Mediante il fondo dedicato all’innovazione agricola, le spese ammissibili per il beneficio includono quelle relative all’acquisto di: attrezzature, macchinari e utensili agricoli. Questo comprende macchinari, sia trainanti che operativi, dispositivi per il carico e lo scarico, la gestione, la pesatura e la selezione automatica dei prodotti, strumenti automatizzati per il sollevamento e la manipolazione, droni, veicoli guidati automaticamente (AGV), sistemi flessibili di trasporto e movimentazione con capacità di riconoscimento dei prodotti, e attrezzature per l’applicazione di prodotti fitosanitari e fertilizzanti; i macchinari mobili non stradali per l’agricoltura e la zootecnia, che rientrano nel Regolamento (UE) 2016/1628, riguardante le limitazioni sulle emissioni di inquinanti; attrezzature per la zootecnia. Queste includono macchinari e strumenti di alta tecnologia e automazione per la zootecnia, come quelli controllati da sistemi informatici o con sensori e azionamenti appropriati; attrezzature per la trasformazione di materiali e materie prime; sistemi di monitoraggio in tempo reale per garantire e tracciare la qualità del prodotto o del processo, integrati con il sistema informativo aziendale; trattrici agricole conformi al Regolamento (UE) n. 167/2013, con motori Stage V; investimenti nel settore della pesca e dell’acquacoltura, conformi al Regolamento (UE) 2022/2473 del 14 dicembre 2022. Il contributo a fondo perduto è calcolato in base agli scaglioni di investimento e può arrivare anche fino al 100% della spesa sostenuta, purché compreso tra 70.000 euro (10.000 euro per le PMI della pesca) e 500.000 euro. Le spese sono ammissibili, al netto dell’IVA, per l’acquisto dei beni oggetto di agevolazione, purché rispettino i seguenti punti:

– è esclusa l’acquisizione tramite locazione finanziaria (leasing);

– i beni agevolabili devono essere nuovi di fabbrica;

– gli aiuti non possono essere concessi per investimenti realizzati per conformarsi alle norme dell’Unione europea in vigore.
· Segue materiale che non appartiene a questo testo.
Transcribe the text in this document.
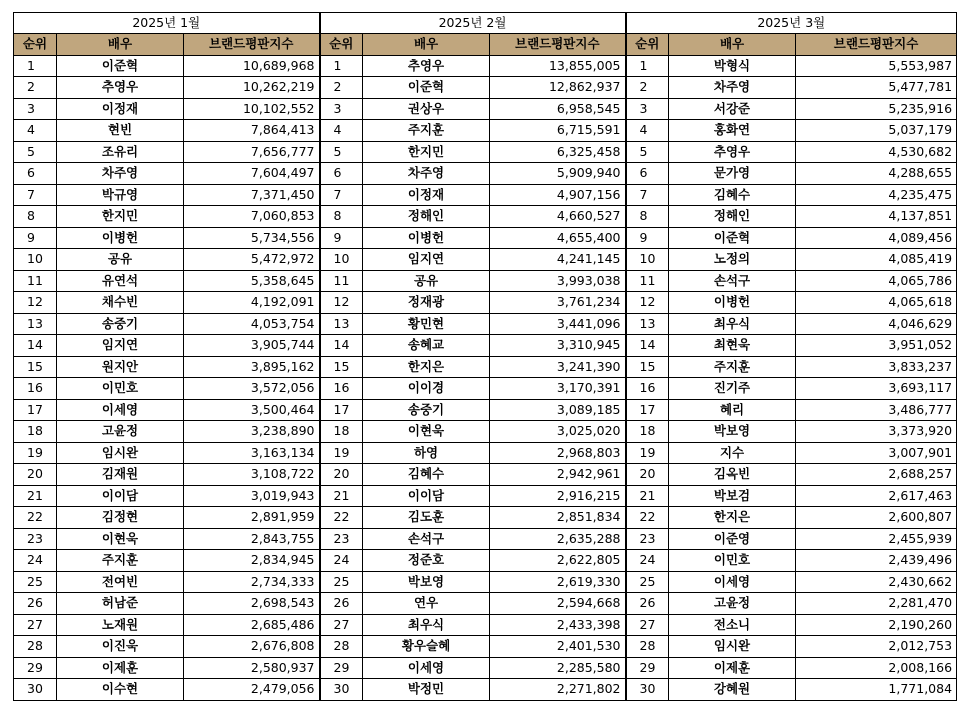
2025년 1월			2025년 2월			2025년 3월		
순위	배우	브랜드평판지수	순위	배우	브랜드평판지수	순위	배우	브랜드평판지수
1	이준혁	10,689,968	1	추영우	13,855,005	1	박형식	5,553,987
2	추영우	10,262,219	2	이준혁	12,862,937	2	차주영	5,477,781
3	이정재	10,102,552	3	권상우	6,958,545	3	서강준	5,235,916
4	현빈	7,864,413	4	주지훈	6,715,591	4	홍화연	5,037,179
5	조유리	7,656,777	5	한지민	6,325,458	5	추영우	4,530,682
6	차주영	7,604,497	6	차주영	5,909,940	6	문가영	4,288,655
7	박규영	7,371,450	7	이정재	4,907,156	7	김혜수	4,235,475
8	한지민	7,060,853	8	정해인	4,660,527	8	정해인	4,137,851
9	이병헌	5,734,556	9	이병헌	4,655,400	9	이준혁	4,089,456
10	공유	5,472,972	10	임지연	4,241,145	10	노정의	4,085,419
11	유연석	5,358,645	11	공유	3,993,038	11	손석구	4,065,786
12	채수빈	4,192,091	12	정재광	3,761,234	12	이병헌	4,065,618
13	송중기	4,053,754	13	황민현	3,441,096	13	최우식	4,046,629
14	임지연	3,905,744	14	송혜교	3,310,945	14	최현욱	3,951,052
15	원지안	3,895,162	15	한지은	3,241,390	15	주지훈	3,833,237
16	이민호	3,572,056	16	이이경	3,170,391	16	진기주	3,693,117
17	이세영	3,500,464	17	송중기	3,089,185	17	혜리	3,486,777
18	고윤정	3,238,890	18	이현욱	3,025,020	18	박보영	3,373,920
19	임시완	3,163,134	19	하영	2,968,803	19	지수	3,007,901
20	김재원	3,108,722	20	김혜수	2,942,961	20	김옥빈	2,688,257
21	이이담	3,019,943	21	이이담	2,916,215	21	박보검	2,617,463
22	김정현	2,891,959	22	김도훈	2,851,834	22	한지은	2,600,807
23	이현욱	2,843,755	23	손석구	2,635,288	23	이준영	2,455,939
24	주지훈	2,834,945	24	정준호	2,622,805	24	이민호	2,439,496
25	전여빈	2,734,333	25	박보영	2,619,330	25	이세영	2,430,662
26	허남준	2,698,543	26	연우	2,594,668	26	고윤정	2,281,470
27	노재원	2,685,486	27	최우식	2,433,398	27	전소니	2,190,260
28	이진욱	2,676,808	28	황우슬혜	2,401,530	28	임시완	2,012,753
29	이제훈	2,580,937	29	이세영	2,285,580	29	이제훈	2,008,166
30	이수현	2,479,056	30	박정민	2,271,802	30	강혜원	1,771,084
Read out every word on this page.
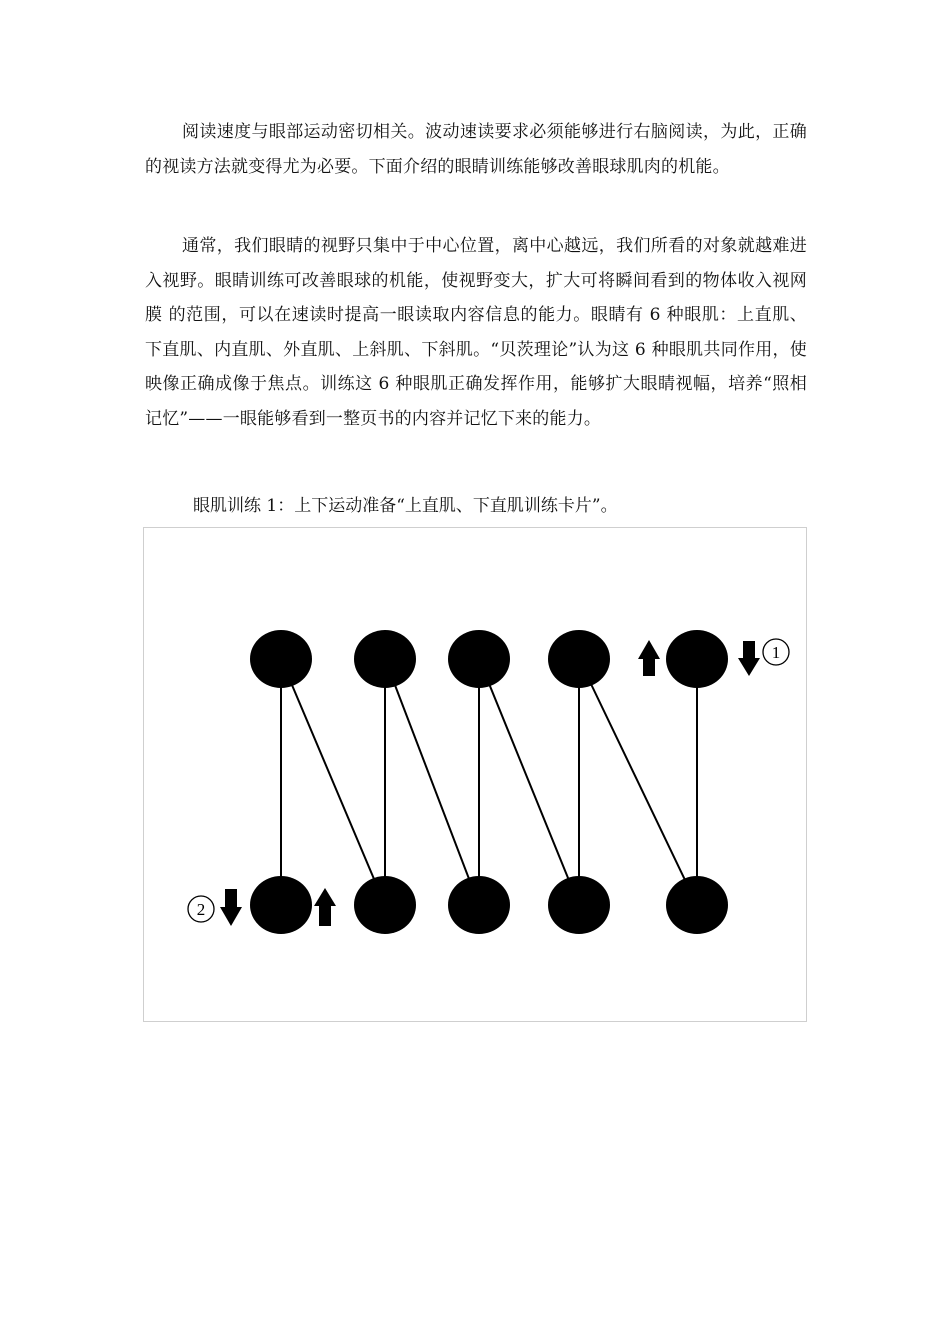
阅读速度与眼部运动密切相关。波动速读要求必须能够进行右脑阅读，为此，正确的视读方法就变得尤为必要。下面介绍的眼睛训练能够改善眼球肌肉的机能。

通常，我们眼睛的视野只集中于中心位置，离中心越远，我们所看的对象就越难进入视野。眼睛训练可改善眼球的机能，使视野变大，扩大可将瞬间看到的物体收入视网膜 的范围，可以在速读时提高一眼读取内容信息的能力。眼睛有 6 种眼肌：上直肌、下直肌、内直肌、外直肌、上斜肌、下斜肌。“贝茨理论”认为这 6 种眼肌共同作用，使映像正确成像于焦点。训练这 6 种眼肌正确发挥作用，能够扩大眼睛视幅，培养“照相记忆”——一眼能够看到一整页书的内容并记忆下来的能力。

眼肌训练 1：上下运动准备“上直肌、下直肌训练卡片”。

1
2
Per le PMI Agricole o della Pesca e per le PMI Agromeccaniche è riconosciuto un contributo a fondo perduto, quantificato nella percentuale massima graduata in base all’importo ammissibile, secondo quanto previsto dall’articolo 4, comma 1, lettere a) e b) del Decreto del 9 agosto 2023. Per le sole PMI Agricole e della Pesca, in aggiunta al suddetto contributo a fondo perduto, è riconosciuta una garanzia ai sensi dell’articolo 17, comma 2, del decreto legislativo 29 marzo 2004, n. 102, con abbattimento del costo della commissione mediante contributo quantificato nei limiti indicati dall’articolo 4 del citato Decreto.

Modalità di presentazione della domanda

Gli interventi sono attuati con una procedura valutativa a sportello. Le domande di accesso sono esaminate secondo l’ordine cronologico di presentazione e possono essere presentate esclusivamente attraverso il portale ISMEA all’indirizzo https://strumenti.ismea.it . Le domande possono essere presentate a partire dalle ore 12.00 del giorno 15 novembre 2023, data di apertura dello sportello telematico. Lo sportello telematico rimarrà aperto nei giorni feriali dalle ore 9.00 alle ore 18.00 ad eccezione del primo giorno di apertura (dalle ore 12.00 alle ore 18.00).